When logged in as ‘testuser’:

 

% ./beeline -n testuser -p testuser -u jdbc:hive2://localhost:10000
Connecting to jdbc:hive2://localhost:10000
Connected to: Apache Hive (version 1.2.1000.2.5.0.0-1245)
Driver: Hive JDBC (version 1.2.1000.2.5.0.0-1245)
Transaction isolation: TRANSACTION_REPEATABLE_READ
Beeline version 1.2.1000.2.5.0.0-1245 by Apache Hive
0: jdbc:hive2://localhost:10000> select id, name, salary, age, zip from hr.employee;
Error: Error while compiling statement: FAILED: HiveAccessControlException Permission denied: user [testuser] does not have [SELECT] privilege on [hr/employee/age,id,name,salary,zip] (state=42000,code=40000)

0: jdbc:hive2://localhost:10000> select id, name from hr.employee;
Error: Error while compiling statement: FAILED: HiveAccessControlException Permission denied: user [testuser] does not have [SELECT] privilege on [hr/employee/id,name] (state=42000,code=40000)

0: jdbc:hive2://localhost:10000> select age, zip from hr.employee;
Error: Error while compiling statement: FAILED: HiveAccessControlException Permission denied: user [testuser] does not have [SELECT] privilege on [hr/employee/age,zip] (state=42000,code=40000)

0: jdbc:hive2://localhost:10000> select name, salary from hr.employee;
Error: Error while compiling statement: FAILED: HiveAccessControlException Permission denied: user [testuser] does not have [SELECT] privilege on [hr/employee/name,salary] (state=42000,code=40000)

0: jdbc:hive2://localhost:10000> select name, zip from hr.employee;
+-------+------+--+
| name  | zip  |
+-------+------+--+
+-------+------+--+
No rows selected (0.211 seconds)

0: jdbc:hive2://localhost:10000> select salary, age from hr.employee;
+---------+------+--+
| salary  | age  |
+---------+------+--+
+---------+------+--+

Syntax of specifying Hive Objects in policy conditions

As shown above, a dot-separated string, such as ‘hr.employee.id’, specifies column ‘id’ in table ‘employee’ of database ‘hr’.  It is possible to omit some but not all parts of this specification.

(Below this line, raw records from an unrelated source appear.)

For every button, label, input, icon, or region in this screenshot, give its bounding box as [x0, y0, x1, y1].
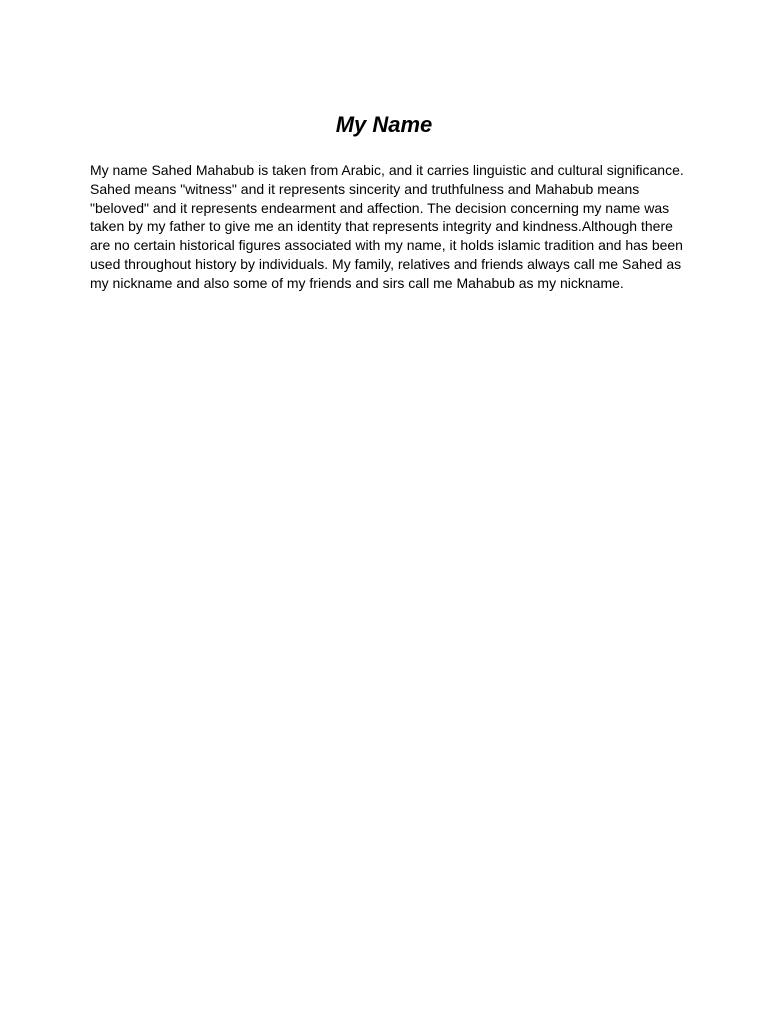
- paragraph-line: my nickname and also some of my friends and sirs call me Mahabub as my nickname.: [90, 274, 624, 291]
- paragraph-line: "beloved" and it represents endearment and affection. The decision concerning my name was: [90, 199, 670, 216]
- paragraph-line: used throughout history by individuals. My family, relatives and friends always call me Sahed as: [90, 255, 682, 272]
- paragraph-line: are no certain historical figures associated with my name, it holds islamic tradition and has been: [90, 237, 683, 254]
- body-paragraph: [90, 161, 690, 293]
- paragraph-line: My name Sahed Mahabub is taken from Arabic, and it carries linguistic and cultural significance.: [90, 162, 684, 178]
- paragraph-line: taken by my father to give me an identity that represents integrity and kindness.Although there: [90, 218, 673, 235]
- document-title: My Name: [335, 112, 433, 137]
- paragraph-line: Sahed means "witness" and it represents sincerity and truthfulness and Mahabub means: [90, 180, 640, 197]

The following shows how such specification is interpreted.

  • ‘hr.employee’  - interpreted as ‘hr.employee.*’
  • ‘hr.employee.’ – interpreted as ‘hr.employee.*’
  • ‘hr..id’ – interpreted as ‘hr.*.employee’
  • ‘employee’ – interpreted as ‘employee.*.*’

If no value is specified for policy-condition, then such policy-condition is considered as not specified at all for that policy-item.